I’ve failed so many times. But he just stares back at me from my bed pillow and waits for me to see the thread between us so I’ll stop trying to explain myself.
You can’t hide forever, he says. The seed and the flower alike pulse with my life. The bloom begins before you see it, “though sometimes it is necessary to reteach a thing its loveliness, to put a hand on the brow of the flower and retell it in words and in touch it is lovely, until it flowers again from within, of self-blessing.” An excerpt from Galway Kinnell’s, “Saint Francis and the Sow.”
I’ve always assumed a blessing can only be given by another, but don’t I count? Maybe I’ve lacked imagination in this. Shouldn’t I be the first in line to invoke God’s favor upon myself. I think he has the right to know I want it. But it’s even more than want. It’s necessary participation.

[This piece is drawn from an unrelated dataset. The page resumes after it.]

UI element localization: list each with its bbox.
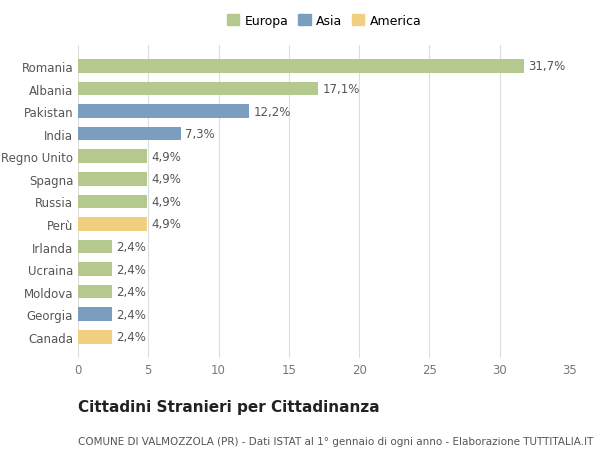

And damnit, I want my one day at a times to have more meat on it than mere survival.
I changed my tagline on this site today to read: It is never too late to become what you might have been.
Our might have beens are seeds too. I think I’ll put mine in the ground and give it what it needs for once in my life. Feed it water, not wine. Some sunlight wouldn’t hurt either.
No matter the fear I wrestle with everyday, I know something tonight that I’ve never known in any sobriety attempts prior: I cannot bear the thought of leaving this life and my loved ones with a might have been. That carves a hole in me bigger than even alcohol did.
I’d say that’s a damn good start 40 days in.